IV) Il percorso interpretativo ricordato ha trovato una sua definizione con la sentenza della Corte costituzionale 30 luglio 2008 n. 305 che ha dichiarato l’illegittimità costituzionale dell’art. 195 comma 4 c.p.p. ove interpretato nel senso che gli ufficiali e gli agenti di polizia giudiziaria non possono essere chiamati a deporre sul contenuto delle dichiarazioni rese da testimoni soltanto nel caso in cui siano state acquisite con le modalità previste dagli artt. 351 e 357 del codice di rito e non anche nel caso in cui, pur ricorrendone le condizioni, queste modalità non siano state osservate.

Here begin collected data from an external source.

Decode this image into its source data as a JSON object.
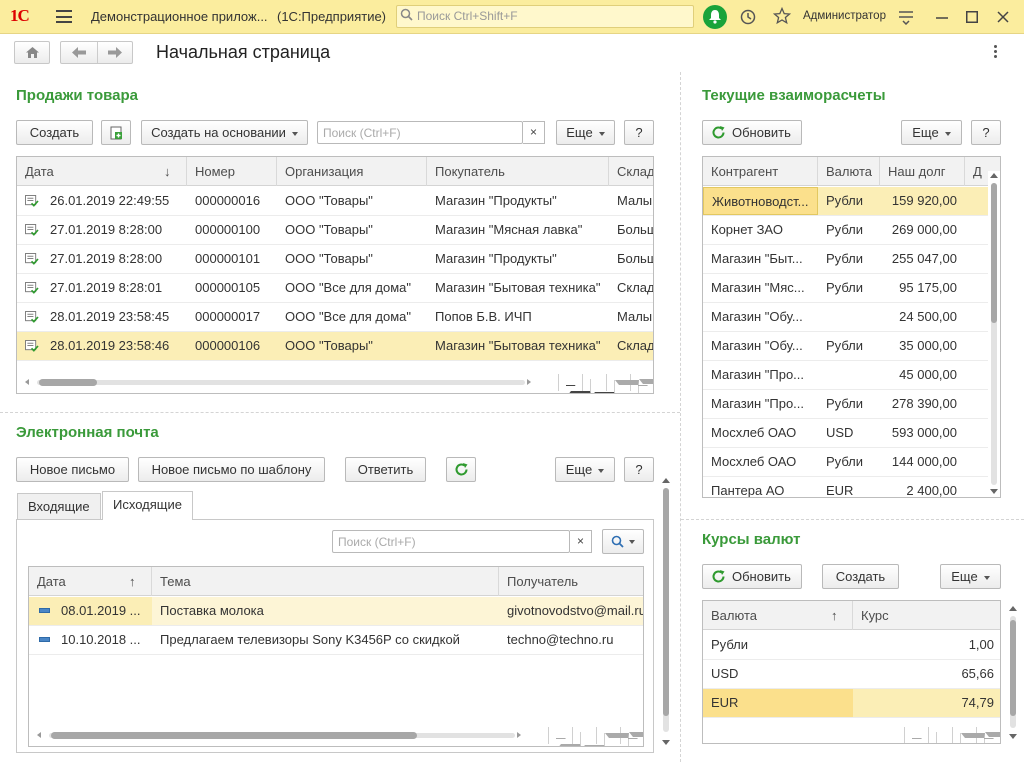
{
  "app": {
    "title": "Демонстрационное прилож...",
    "platform": "(1С:Предприятие)",
    "search_placeholder": "Поиск Ctrl+Shift+F",
    "user": "Администратор",
    "logo": "1С"
  },
  "nav": {
    "page_title": "Начальная страница"
  },
  "sales": {
    "title": "Продажи товара",
    "create": "Создать",
    "create_based": "Создать на основании",
    "search_placeholder": "Поиск (Ctrl+F)",
    "clear": "×",
    "more": "Еще",
    "help": "?",
    "columns": [
      "Дата",
      "Номер",
      "Организация",
      "Покупатель",
      "Склад"
    ],
    "sort_indicator": "↓",
    "rows": [
      {
        "date": "26.01.2019 22:49:55",
        "number": "000000016",
        "org": "ООО \"Товары\"",
        "buyer": "Магазин \"Продукты\"",
        "store": "Малый"
      },
      {
        "date": "27.01.2019 8:28:00",
        "number": "000000100",
        "org": "ООО \"Товары\"",
        "buyer": "Магазин \"Мясная лавка\"",
        "store": "Больш"
      },
      {
        "date": "27.01.2019 8:28:00",
        "number": "000000101",
        "org": "ООО \"Товары\"",
        "buyer": "Магазин \"Продукты\"",
        "store": "Больш"
      },
      {
        "date": "27.01.2019 8:28:01",
        "number": "000000105",
        "org": "ООО \"Все для дома\"",
        "buyer": "Магазин \"Бытовая техника\"",
        "store": "Склад"
      },
      {
        "date": "28.01.2019 23:58:45",
        "number": "000000017",
        "org": "ООО \"Все для дома\"",
        "buyer": "Попов Б.В. ИЧП",
        "store": "Малый"
      },
      {
        "date": "28.01.2019 23:58:46",
        "number": "000000106",
        "org": "ООО \"Товары\"",
        "buyer": "Магазин \"Бытовая техника\"",
        "store": "Склад"
      }
    ]
  },
  "mail": {
    "title": "Электронная почта",
    "new_letter": "Новое письмо",
    "new_from_template": "Новое письмо по шаблону",
    "reply": "Ответить",
    "more": "Еще",
    "help": "?",
    "tabs": [
      "Входящие",
      "Исходящие"
    ],
    "search_placeholder": "Поиск (Ctrl+F)",
    "clear": "×",
    "columns": [
      "Дата",
      "Тема",
      "Получатель"
    ],
    "sort_indicator": "↑",
    "rows": [
      {
        "date": "08.01.2019 ...",
        "subject": "Поставка молока",
        "recipient": "givotnovodstvo@mail.ru"
      },
      {
        "date": "10.10.2018 ...",
        "subject": "Предлагаем телевизоры Sony K3456P со скидкой",
        "recipient": "techno@techno.ru"
      }
    ]
  },
  "settlements": {
    "title": "Текущие взаиморасчеты",
    "refresh": "Обновить",
    "more": "Еще",
    "help": "?",
    "columns": [
      "Контрагент",
      "Валюта",
      "Наш долг",
      "Д"
    ],
    "rows": [
      {
        "party": "Животноводст...",
        "currency": "Рубли",
        "debt": "159 920,00"
      },
      {
        "party": "Корнет ЗАО",
        "currency": "Рубли",
        "debt": "269 000,00"
      },
      {
        "party": "Магазин \"Быт...",
        "currency": "Рубли",
        "debt": "255 047,00"
      },
      {
        "party": "Магазин \"Мяс...",
        "currency": "Рубли",
        "debt": "95 175,00"
      },
      {
        "party": "Магазин \"Обу...",
        "currency": "",
        "debt": "24 500,00"
      },
      {
        "party": "Магазин \"Обу...",
        "currency": "Рубли",
        "debt": "35 000,00"
      },
      {
        "party": "Магазин \"Про...",
        "currency": "",
        "debt": "45 000,00"
      },
      {
        "party": "Магазин \"Про...",
        "currency": "Рубли",
        "debt": "278 390,00"
      },
      {
        "party": "Мосхлеб ОАО",
        "currency": "USD",
        "debt": "593 000,00"
      },
      {
        "party": "Мосхлеб ОАО",
        "currency": "Рубли",
        "debt": "144 000,00"
      },
      {
        "party": "Пантера АО",
        "currency": "EUR",
        "debt": "2 400,00"
      }
    ]
  },
  "rates": {
    "title": "Курсы валют",
    "refresh": "Обновить",
    "create": "Создать",
    "more": "Еще",
    "columns": [
      "Валюта",
      "Курс"
    ],
    "sort_indicator": "↑",
    "rows": [
      {
        "currency": "Рубли",
        "rate": "1,00"
      },
      {
        "currency": "USD",
        "rate": "65,66"
      },
      {
        "currency": "EUR",
        "rate": "74,79"
      }
    ]
  },
  "colors": {
    "accent_green": "#3a9a3a",
    "titlebar": "#fbed9e",
    "selected_row": "#fbeeb6"
  }
}
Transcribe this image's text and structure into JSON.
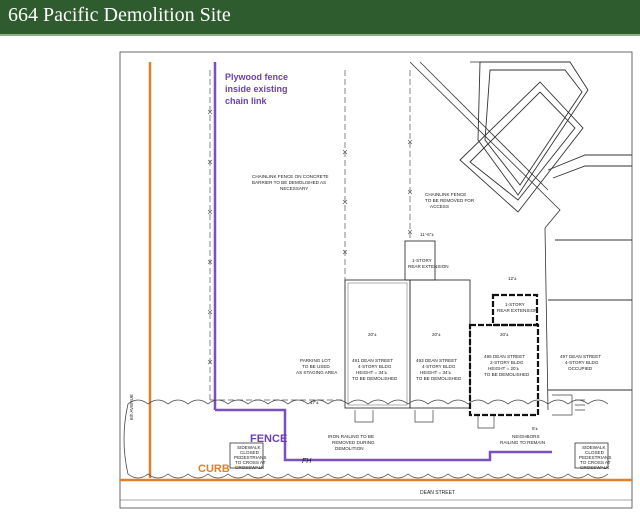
{
  "header": {
    "title": "664 Pacific Demolition Site"
  },
  "colors": {
    "header_bg": "#2f5c2e",
    "fence": "#7a4fc0",
    "curb": "#e0802a"
  },
  "labels": {
    "plywood_note_1": "Plywood fence",
    "plywood_note_2": "inside existing",
    "plywood_note_3": "chain link",
    "fence": "FENCE",
    "curb": "CURB",
    "fh": "FH",
    "chainlink_concrete_1": "CHAINLINK FENCE ON CONCRETE",
    "chainlink_concrete_2": "BARRIER TO BE DEMOLISHED AS",
    "chainlink_concrete_3": "NECESSARY",
    "chainlink_remove_1": "CHAINLINK FENCE",
    "chainlink_remove_2": "TO BE REMOVED FOR",
    "chainlink_remove_3": "ACCESS",
    "dim_11_6": "11'-6\"±",
    "rear_ext_1": "1-STORY",
    "rear_ext_2": "REAR EXTENSION",
    "dim_12": "12'±",
    "rear_ext_b_1": "1-STORY",
    "rear_ext_b_2": "REAR EXTENSION",
    "dim_20_a": "20'±",
    "dim_20_b": "20'±",
    "dim_20_c": "20'±",
    "parking_1": "PARKING LOT",
    "parking_2": "TO BE USED",
    "parking_3": "AS STAGING AREA",
    "b491_1": "491 DEAN STREET",
    "b491_2": "4-STORY BLDG",
    "b491_3": "HEIGHT = 34'±",
    "b491_4": "TO BE DEMOLISHED",
    "b493_1": "493 DEAN STREET",
    "b493_2": "4-STORY BLDG",
    "b493_3": "HEIGHT = 34'±",
    "b493_4": "TO BE DEMOLISHED",
    "b495_1": "495 DEAN STREET",
    "b495_2": "2-STORY BLDG",
    "b495_3": "HEIGHT = 20'±",
    "b495_4": "TO BE DEMOLISHED",
    "b497_1": "497 DEAN STREET",
    "b497_2": "4-STORY BLDG",
    "b497_3": "OCCUPIED",
    "dim_17": "17'±",
    "iron_1": "IRON RAILING TO BE",
    "iron_2": "REMOVED DURING",
    "iron_3": "DEMOLITION",
    "neighbor_1": "NEIGHBORS",
    "neighbor_2": "RAILING TO REMAIN",
    "sidewalk_l_1": "SIDEWALK",
    "sidewalk_l_2": "CLOSED",
    "sidewalk_l_3": "PEDESTRIANS",
    "sidewalk_l_4": "TO CROSS AT",
    "sidewalk_l_5": "CROSSWALK",
    "sidewalk_r_1": "SIDEWALK",
    "sidewalk_r_2": "CLOSED",
    "sidewalk_r_3": "PEDESTRIANS",
    "sidewalk_r_4": "TO CROSS AT",
    "sidewalk_r_5": "CROSSWALK",
    "dean_street": "DEAN STREET",
    "sixth_ave": "6th AVENUE",
    "dim_5": "5'±"
  }
}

L’interpretazione fornita dalle sezioni unite con la sentenza Torcasio, in precedenza citata, è dunque divenuta obbligata a seguito di questa sentenza del giudice delle leggi.

Con la conseguenza che tutte le volte in cui le dichiarazioni intese nel senso già indicato – vengano rese alla polizia giudiziaria in un contesto procedimentale (in questo senso è da intendere il riferimento alla circostanza che ricorrano le condizioni per la verbalizzazione) è obbligo della polizia giudiziaria verbalizzarle e se ciò non avviene non potrà l’agente o l’ufficiale di polizia giudiziaria deporre sul contenuto delle dichiarazioni a lui rese ma non verbalizzate.

V) La sentenza impugnata non si è attenuta ai criteri indicati.

Ha infatti applicato – come del resto la sentenza di primo grado – alla testimonianza dell’agente di polizia giudiziaria i principi stabiliti per le altre testimonianze de relato dai primi tre commi dell’art. 195 c.p.p. ritenendone

l’utilizzabilità sol perché non v’era stata istanza di parte perché i testi di riferimento venissero chiamati a deporre.

Ma non erano queste le norme applicabili in quanto la testimonianza de relato dell’agente o ufficiale di polizia giudiziaria è espressamente disciplinata dal quarto comma della medesima norma che non prevede la richiesta di parte. Né i giudici di merito hanno tenuto conto della dichiarazione di incostituzionalità intervenuta prima della sentenza di primo grado.

La Corte – per poter confermare la sentenza di condanna fondata esclusivamente sulle dichiarazioni dell’agente di polizia giudiziaria che non aveva assistito all’incidente ma si era limitato a riferire le dichiarazioni dei testimoni – non aveva dunque altra strada che disporre la citazione dei testi di riferimento per verificare il fondamento dell’accusa.

La conclusione – preso atto che alla data odierna il reato non è ancora prescritto in considerazione della sospensione del suo decorso dal 20 maggio al 20 novembre 2008 – è che la sentenza impugnata deve essere annullata con rinvio ad altra sezione della Corte d’Appello che l’ha pronunziata.

P.Q.M.

la Corte Suprema di Cassazione, Sezione IV penale, annulla la sentenza impugnata con rinvio ad altra sezione della Corte di Appello di Brescia.

Testo non ufficiale. La sola stampa del bollettino ufficiale ha carattere legale.